I don't want this discussion to be about me but as far as me personally just so you know where I'm coming from, I am not aligned with nor part of the
LGBTQ+ community although I am a supporter and ally and do feel a remote sense of kinship with many. I've had some great fun friendships with gay
guys, lesbians in my closest family and have met maybe 5 trans people in my entire life. ATS is the only platform where I've ever spoken of or
involved myself in trans* related topics but I have done a lot of reading.

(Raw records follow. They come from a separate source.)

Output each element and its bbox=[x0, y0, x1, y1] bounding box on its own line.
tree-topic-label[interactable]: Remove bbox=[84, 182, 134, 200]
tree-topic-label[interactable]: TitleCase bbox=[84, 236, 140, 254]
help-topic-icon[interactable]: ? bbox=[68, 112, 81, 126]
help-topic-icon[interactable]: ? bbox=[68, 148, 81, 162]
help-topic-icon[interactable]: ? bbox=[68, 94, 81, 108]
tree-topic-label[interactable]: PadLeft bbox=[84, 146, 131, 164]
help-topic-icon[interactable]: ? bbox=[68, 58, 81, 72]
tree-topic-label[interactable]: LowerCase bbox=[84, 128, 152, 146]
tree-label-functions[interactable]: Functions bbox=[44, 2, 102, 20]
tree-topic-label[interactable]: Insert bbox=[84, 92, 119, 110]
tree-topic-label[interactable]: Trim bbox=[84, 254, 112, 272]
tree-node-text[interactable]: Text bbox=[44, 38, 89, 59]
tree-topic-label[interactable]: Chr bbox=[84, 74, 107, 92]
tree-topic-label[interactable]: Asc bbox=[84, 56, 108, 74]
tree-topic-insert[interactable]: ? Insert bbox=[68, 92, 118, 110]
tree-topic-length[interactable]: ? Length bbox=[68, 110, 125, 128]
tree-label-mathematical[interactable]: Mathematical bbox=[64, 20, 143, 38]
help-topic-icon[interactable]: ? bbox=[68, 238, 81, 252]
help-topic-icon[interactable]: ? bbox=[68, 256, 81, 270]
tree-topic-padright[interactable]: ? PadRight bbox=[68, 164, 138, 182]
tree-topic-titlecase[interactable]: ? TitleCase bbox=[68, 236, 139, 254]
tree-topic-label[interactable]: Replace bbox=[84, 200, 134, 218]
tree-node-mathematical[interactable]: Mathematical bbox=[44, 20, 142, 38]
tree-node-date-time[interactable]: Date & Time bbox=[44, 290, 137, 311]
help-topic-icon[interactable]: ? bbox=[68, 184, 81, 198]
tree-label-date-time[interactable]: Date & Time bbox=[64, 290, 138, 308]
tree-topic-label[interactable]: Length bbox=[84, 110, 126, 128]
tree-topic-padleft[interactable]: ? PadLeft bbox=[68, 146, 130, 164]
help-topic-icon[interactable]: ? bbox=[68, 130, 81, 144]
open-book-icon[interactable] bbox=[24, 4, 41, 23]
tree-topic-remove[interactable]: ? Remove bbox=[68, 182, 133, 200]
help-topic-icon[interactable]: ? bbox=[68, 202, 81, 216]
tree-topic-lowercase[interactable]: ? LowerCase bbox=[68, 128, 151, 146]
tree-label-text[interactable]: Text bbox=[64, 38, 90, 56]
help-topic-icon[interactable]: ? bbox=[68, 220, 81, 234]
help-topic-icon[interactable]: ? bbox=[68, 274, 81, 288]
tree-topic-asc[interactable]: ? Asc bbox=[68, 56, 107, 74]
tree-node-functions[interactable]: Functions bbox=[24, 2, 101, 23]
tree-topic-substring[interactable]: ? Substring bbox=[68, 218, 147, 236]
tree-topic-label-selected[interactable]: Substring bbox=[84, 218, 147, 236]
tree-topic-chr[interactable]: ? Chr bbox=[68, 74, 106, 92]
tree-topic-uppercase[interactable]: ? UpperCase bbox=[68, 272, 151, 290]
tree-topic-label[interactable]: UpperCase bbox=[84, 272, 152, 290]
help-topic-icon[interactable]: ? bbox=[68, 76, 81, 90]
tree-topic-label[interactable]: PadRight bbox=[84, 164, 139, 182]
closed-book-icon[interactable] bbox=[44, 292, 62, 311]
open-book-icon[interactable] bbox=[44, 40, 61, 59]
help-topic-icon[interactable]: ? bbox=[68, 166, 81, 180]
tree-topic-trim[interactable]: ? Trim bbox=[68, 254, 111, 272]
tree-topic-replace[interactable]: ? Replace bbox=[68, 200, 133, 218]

I am a 61 year old white cisnormative binary predominantly heterosexual woman (because my vagina tells me so - sigh), a Pastafarian agnostic and
politically somewhere in the middle leaning left. Boy, that's a mouthful but labels and identity seem to be important here? I am open-minded and have
a great deal of compassion and empathy for trans* people and their problems, issues and politics (of which I'm not all completely on-board with) and
did have a small run of my own gender expression issues as a child so fully appreciate and understand the concept and feelings of separation between
gender and sex. I would like people to understand these things better and why I've spent so much time writing all this. If using starred posts is any
indication, I'm falling well short of my goal. Continuing this dialog, that while not meant to be, will probably be considered "in your face" or maybe
even beating a dead horse but is the only thing I can think to do. Probably a completely pointless endeavor but something I still feel important as
part of helping to "deny ignorance" in these matters.